Wohin den späteren Pfarrer der geistliche Dienst auch rief, überall wurden seine ärztlichen Fähigkeiten bekannt, die er durch Selbststudium mehr und mehr vertiefte. Überall drängten
sich Menschen zu ihm, die sich ihre geplagten Leiber behandeln lassen wollten.
Als Kneipp dann schließlich in dem damals noch nicht »Bad« genannten Wörishofen seinen endgültigen Amtssitz fand, kam es trotz des Widerstandes von ärztlicher und kirchlicher Seite
zu einem regelrechten Sprechstundenbetrieb, der den kleinen Ort bis weit über die Grenzen Deutschlands bekannt machte und die Entwicklung zum heute allgemein anerkannten großen Heilbad
einleitete.
Kneipp ist nicht Entdecker der Hydrotherapie. Er hat diesen Ruhm auch nie für sich in Anspruch genommen. Er ist ihr Wiederentdecker und dadurch, dass er die einzelnen Wasseranwendungen
milderte, differenzierte und individuell dosierbar machte, ihr Reformator geworden.

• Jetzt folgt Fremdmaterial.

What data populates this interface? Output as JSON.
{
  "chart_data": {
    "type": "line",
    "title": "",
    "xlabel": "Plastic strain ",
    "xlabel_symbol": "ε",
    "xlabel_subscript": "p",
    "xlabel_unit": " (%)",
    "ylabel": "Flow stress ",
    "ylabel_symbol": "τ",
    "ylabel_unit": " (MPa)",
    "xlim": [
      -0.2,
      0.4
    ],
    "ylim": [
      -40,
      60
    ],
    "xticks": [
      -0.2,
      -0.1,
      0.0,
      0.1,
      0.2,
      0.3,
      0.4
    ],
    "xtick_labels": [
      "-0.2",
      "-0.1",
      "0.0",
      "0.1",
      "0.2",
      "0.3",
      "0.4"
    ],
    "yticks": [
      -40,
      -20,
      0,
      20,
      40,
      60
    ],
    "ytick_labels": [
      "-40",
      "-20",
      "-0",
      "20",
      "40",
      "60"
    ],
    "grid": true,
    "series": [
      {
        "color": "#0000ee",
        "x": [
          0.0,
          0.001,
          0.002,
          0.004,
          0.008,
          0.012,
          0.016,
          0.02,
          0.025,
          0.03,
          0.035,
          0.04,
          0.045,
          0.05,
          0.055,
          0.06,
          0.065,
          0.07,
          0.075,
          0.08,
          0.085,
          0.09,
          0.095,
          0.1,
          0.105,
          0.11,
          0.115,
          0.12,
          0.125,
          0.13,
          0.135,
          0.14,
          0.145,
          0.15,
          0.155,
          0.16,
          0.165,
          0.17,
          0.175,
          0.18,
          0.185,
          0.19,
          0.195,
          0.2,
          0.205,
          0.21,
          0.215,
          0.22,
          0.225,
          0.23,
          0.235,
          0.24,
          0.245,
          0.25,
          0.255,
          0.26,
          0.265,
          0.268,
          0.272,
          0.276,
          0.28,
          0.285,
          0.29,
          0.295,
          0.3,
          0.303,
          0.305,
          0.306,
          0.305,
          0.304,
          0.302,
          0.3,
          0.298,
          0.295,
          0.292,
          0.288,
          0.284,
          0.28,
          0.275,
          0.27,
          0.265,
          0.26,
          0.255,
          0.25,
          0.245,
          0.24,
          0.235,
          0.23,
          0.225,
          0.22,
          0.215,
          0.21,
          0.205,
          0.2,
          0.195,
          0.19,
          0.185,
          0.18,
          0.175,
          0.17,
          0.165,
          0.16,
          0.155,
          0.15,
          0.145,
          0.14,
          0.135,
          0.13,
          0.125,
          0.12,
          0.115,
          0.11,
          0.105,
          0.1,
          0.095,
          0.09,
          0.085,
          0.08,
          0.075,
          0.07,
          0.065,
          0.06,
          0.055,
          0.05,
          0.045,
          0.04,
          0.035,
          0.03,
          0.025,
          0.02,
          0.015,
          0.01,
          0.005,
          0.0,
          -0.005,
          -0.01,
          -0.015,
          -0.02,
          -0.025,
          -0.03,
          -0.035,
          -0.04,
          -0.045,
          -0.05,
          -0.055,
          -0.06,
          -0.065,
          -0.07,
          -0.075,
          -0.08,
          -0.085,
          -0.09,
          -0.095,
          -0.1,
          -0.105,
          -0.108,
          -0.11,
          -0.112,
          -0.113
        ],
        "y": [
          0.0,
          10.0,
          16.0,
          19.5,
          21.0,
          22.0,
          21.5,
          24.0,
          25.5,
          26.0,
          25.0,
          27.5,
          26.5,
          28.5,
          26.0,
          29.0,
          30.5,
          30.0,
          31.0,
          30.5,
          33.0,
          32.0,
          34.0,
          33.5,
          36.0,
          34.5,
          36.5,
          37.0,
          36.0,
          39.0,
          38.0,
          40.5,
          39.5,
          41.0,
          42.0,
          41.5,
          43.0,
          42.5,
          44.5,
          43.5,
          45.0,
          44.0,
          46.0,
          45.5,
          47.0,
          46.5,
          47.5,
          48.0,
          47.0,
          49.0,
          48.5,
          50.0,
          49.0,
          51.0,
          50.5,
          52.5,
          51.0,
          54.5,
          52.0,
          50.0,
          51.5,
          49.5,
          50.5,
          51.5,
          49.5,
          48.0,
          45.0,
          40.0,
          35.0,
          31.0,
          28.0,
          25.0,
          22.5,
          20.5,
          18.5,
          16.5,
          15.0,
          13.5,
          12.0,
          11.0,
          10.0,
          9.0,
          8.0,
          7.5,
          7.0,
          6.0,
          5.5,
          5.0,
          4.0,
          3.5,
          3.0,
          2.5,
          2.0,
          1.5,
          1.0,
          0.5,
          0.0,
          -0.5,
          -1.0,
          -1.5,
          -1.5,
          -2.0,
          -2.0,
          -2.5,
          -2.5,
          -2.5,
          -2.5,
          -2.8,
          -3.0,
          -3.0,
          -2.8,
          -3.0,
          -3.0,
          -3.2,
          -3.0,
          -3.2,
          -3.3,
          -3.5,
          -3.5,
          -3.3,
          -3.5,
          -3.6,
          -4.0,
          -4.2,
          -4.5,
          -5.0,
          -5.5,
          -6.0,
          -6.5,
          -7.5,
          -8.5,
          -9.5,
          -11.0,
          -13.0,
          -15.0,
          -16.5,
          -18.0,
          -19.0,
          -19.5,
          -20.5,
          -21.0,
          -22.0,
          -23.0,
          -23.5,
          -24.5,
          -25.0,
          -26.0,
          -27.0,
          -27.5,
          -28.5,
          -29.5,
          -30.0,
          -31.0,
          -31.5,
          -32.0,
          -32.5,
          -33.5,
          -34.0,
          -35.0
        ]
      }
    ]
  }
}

Sein weiterer Verdienst ist, dass er den Begriff der Naturheilung aus dem Dunkel der Mystik herausbrachte. Mit dem Bemühen, das Anregen körpereigener Heil- und Abwehrkräfte durch äußere Reize
biologisch zu erklären, hat er wesentlich dazu beigetragen, dass die allgemeine Therapeutik, insbesondere die Hydrotherapie, wissenschaftlich fundiert wurde.
Durch das Erkennen der leib-seelischen Zusammenhänge ist Kneipp ein Vorläufer der modernen Psychosomatik geworden. Sein ständiges Bestreben, mit Ärzten zusammenzuarbeiten, und sein
testamentarischer Wille, dass Ärzte sein Heilverfahren pflegen und weiterentwickeln sollten, hat die Hydrotherapie davor bewahrt, nach seinem Tod zur obskuren Außenseitermethode
herabzusinken.
Von Dr. med. Wolfgang Stage aus: »Das Kneipp-Taschenbuch«.
Sebastian Kneipp über Heilmethoden:
" Nach meiner Meinung ist jene Heilmethode die beste, welche den ganzen Körper unterstützt, so dass alles Schädliche aufgelöst und ausgeleitet und jede Entwicklung einer Krankheit verhindert werden kann.
Dann wird auch die kranke Stelle in Bälde geheilt sein."